TRAMA
Maverick deve trovare 3.000 dollari e partecipare a un torneo di poker. Sul suo cammino, incontra una ladruncola e un uomo di legge nobiluomo: bluff e buffoneria sono il loro mestiere.
RECENSIONI
Maverick significa “uomo libero”. La libertà della serie tv originale (1957-1962) e di quest’adattamento cinematografico dissacra i cardini mitopoietici su cui l’epopea western americana si è costruita: il tono epico e il machismo, l’eroismo e le fanfare del buonismo (spassosa la scena in cui Maverick si finge vittima sacrificale dei nativi americani).
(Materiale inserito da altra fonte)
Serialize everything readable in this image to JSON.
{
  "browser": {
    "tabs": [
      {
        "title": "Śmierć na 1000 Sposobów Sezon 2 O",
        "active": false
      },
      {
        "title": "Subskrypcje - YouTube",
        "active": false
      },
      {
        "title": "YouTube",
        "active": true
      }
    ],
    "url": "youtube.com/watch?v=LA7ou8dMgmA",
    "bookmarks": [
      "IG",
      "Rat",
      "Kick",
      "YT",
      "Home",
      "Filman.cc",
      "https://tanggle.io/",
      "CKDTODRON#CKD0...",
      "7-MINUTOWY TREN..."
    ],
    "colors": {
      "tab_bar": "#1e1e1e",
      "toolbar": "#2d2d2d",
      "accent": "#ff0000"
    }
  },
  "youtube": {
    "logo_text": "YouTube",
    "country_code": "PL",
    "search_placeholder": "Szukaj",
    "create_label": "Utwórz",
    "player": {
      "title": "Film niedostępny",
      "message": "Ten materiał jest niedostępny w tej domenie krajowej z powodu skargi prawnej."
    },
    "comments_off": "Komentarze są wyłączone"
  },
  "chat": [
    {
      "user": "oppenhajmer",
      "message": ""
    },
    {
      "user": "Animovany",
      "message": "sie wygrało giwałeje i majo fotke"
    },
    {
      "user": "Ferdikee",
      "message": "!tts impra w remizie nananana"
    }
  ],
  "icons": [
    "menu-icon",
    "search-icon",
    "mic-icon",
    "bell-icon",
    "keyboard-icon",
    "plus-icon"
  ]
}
Il personaggio creato da Roy Huggins evita, per quanto possibile, la violenza, preferendole il sarcasmo, la burla, la parodia, il gioco (del poker): Mel Gibson (in una versione che ricorda i tipi di Terence Hill) ci mette molto del suo (e di Richard Donner) Arma Letale (citato nell’incontro con Danny Glover: per un attimo, i due si riconoscono) fra scatti di follia e adrenalina e, a rendere più saldi i contatti con il serial del piccolo schermo, c’è il Maverick originale James Garner. La particolarità di quest’operazione ingranata da William Goldman (sceneggiatura con divertimento intelligente, per quanto priva d’idee e meccanismi inediti) sta in un microcosmo di soli imbroglioni e canaglie dedite a bluff e stangate, sorta di estensione parossistica di I Corsari del Grande Fiume: passo dopo passo, il racconto si trasforma in una colossale messinscena ad opera di “attori” che levano la maschera a sorpresa (molti camei, fra sodali del regista, glorie televisive e Waylon Jennings), sortendo l’effetto di colpi di scena a ripetizione, alcuni dei quali prevedibili, previo studio dell’avversario al tavolo da gioco. La vita, insomma, non è altro che una partita a poker, infingarda solo perché fra i contendenti ci sono parecchi bari, simpatica perché è un gioco, ricca di tensione ma capace, anche, di donare soddisfazioni e rivincite: l’importante è non dare troppo peso al denaro, appassionandosi al balocco in sé. Anche gli “indiani” non sono quel che sembrano (per quanto divertente, però, la caricatura di Graham Greene è pesante) e vale sempre l’adagio “L’amor non è bello se non è furfantello”: in alcuni momenti, quelle di Mel Gibson e Jodie Foster ricordano le mitiche schermaglie fra Cary Grant e Katherine Hepburn. Si può dire tutto di Richard Donner, ma non che sia sprovvisto di mestiere e che non abbia ben capitalizzato il successo ottenuto dalle pellicole dirette: ha bazzicato, bene, praticamente tutti i generi, e questo è il suo primo (anti) western, se si esclude l’episodio ‘Showdown’ girato per Racconti di Mezzanotte.